Some notes on grep, the pattern matching program found on most Linux distributions.
Show partial lines on match
Grep doesn’t have an option to show leading/trailing characters before/after the match. Instead you have to prevent it returning the entire line (with the -o
flag) and use a regular expression to determine what to match.
For example, to search for “test” in thefile.txt and return the matches with all trailing characters but a space:
grep -o "test[^ ]*" thefile.txt
E.g:
me@pc ~ $ echo "This is a test file for testing grep." > thefile.txt
me@pc ~ $ grep -o "test[^ ]*" thefile.txt
test
testing
Show context
Grep can show surrounding lines with the -C[n]
flag.
Show only the match
To show only the match, not the entire line as by default, use the -o
flag.
Output 0 or 1
grep -cm1
The c
flag causes grep to output a count of matches and m1
sets the max count to 1 causing grep to exit as soon as a match is found.
E.g.
me@pc ~ $ echo foo | grep foo -cm1
1
me@pc ~ $ echo bar | grep foo -cm1
0
Recursive grep and filename wildcards
You can call grep with the -r switch to make it search recursively.

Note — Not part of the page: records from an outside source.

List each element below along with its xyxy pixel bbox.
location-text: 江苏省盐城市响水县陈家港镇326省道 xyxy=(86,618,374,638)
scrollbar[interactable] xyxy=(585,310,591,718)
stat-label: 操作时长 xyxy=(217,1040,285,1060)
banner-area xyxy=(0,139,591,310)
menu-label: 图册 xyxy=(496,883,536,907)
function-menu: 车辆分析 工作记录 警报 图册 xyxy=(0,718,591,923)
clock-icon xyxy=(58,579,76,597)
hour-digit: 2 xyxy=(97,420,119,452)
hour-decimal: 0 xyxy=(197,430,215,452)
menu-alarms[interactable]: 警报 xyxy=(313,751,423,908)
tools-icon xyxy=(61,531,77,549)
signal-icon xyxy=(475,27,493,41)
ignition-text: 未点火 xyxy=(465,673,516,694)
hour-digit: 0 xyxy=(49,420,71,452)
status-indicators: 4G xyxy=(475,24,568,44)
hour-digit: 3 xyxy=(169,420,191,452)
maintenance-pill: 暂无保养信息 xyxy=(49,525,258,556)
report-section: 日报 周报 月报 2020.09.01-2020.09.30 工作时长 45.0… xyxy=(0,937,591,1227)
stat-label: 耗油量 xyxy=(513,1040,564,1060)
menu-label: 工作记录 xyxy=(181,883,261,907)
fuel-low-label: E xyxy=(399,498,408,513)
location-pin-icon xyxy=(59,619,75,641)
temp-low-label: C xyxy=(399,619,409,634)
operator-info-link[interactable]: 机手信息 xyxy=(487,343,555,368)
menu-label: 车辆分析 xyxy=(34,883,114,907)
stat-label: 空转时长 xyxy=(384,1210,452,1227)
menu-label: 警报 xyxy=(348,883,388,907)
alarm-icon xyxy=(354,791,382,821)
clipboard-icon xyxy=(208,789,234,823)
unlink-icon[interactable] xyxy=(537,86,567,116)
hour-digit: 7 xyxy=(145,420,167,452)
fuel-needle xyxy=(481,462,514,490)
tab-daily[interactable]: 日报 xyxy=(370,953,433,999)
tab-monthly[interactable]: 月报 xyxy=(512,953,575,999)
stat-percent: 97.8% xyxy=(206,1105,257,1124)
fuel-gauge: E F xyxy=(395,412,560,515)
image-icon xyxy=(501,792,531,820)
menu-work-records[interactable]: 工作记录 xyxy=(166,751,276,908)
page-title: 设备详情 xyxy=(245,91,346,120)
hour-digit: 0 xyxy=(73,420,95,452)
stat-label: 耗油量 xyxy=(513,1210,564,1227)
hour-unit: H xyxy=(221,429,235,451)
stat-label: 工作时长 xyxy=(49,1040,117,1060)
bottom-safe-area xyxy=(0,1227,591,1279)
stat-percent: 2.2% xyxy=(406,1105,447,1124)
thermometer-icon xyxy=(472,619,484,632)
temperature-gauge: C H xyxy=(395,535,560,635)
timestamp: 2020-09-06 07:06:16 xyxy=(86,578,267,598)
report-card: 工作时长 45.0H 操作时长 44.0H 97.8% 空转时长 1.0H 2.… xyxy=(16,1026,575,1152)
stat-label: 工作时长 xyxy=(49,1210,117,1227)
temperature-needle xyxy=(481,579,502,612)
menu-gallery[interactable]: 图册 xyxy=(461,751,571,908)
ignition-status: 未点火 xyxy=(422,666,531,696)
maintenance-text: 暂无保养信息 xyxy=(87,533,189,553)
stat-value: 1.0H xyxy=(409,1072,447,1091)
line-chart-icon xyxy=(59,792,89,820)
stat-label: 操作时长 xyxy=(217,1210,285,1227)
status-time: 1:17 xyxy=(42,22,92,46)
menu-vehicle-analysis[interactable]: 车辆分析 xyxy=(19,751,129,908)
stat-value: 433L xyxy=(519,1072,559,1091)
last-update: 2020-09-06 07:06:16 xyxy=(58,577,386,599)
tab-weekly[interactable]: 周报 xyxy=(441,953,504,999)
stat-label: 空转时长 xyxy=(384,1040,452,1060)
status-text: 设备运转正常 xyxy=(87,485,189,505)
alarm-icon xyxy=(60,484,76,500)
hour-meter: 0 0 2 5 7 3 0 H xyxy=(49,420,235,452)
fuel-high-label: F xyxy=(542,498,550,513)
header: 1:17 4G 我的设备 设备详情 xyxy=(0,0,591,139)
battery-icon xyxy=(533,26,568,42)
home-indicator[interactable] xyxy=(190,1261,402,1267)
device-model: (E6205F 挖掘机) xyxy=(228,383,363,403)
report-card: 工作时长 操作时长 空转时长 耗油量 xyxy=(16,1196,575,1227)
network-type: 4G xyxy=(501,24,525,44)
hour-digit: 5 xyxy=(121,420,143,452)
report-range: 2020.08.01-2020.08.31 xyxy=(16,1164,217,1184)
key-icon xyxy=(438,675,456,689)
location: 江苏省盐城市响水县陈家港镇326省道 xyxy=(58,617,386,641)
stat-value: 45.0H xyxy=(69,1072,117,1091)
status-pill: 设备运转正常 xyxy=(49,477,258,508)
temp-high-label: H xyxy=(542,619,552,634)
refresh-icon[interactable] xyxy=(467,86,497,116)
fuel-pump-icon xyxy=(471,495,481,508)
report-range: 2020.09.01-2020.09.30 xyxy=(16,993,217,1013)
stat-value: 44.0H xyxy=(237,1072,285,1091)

To search all files under /dir for “blah”, run the following:
grep -r blah /dir
You can not use wildards directly in this manner, for example, the following will not search all text files:
grep -r blah *.txt
This doesn’t work because the wildcard is expanded by the shell before grep is called. Instead, search the current directory (or whichever one you want) and pass the –include option:
grep -r blah . --include "*.txt"
Grep only text files
To recursively grep all text files in the current directory:
grep foo -rI .
The -I
flag tells grep to ignore binary files.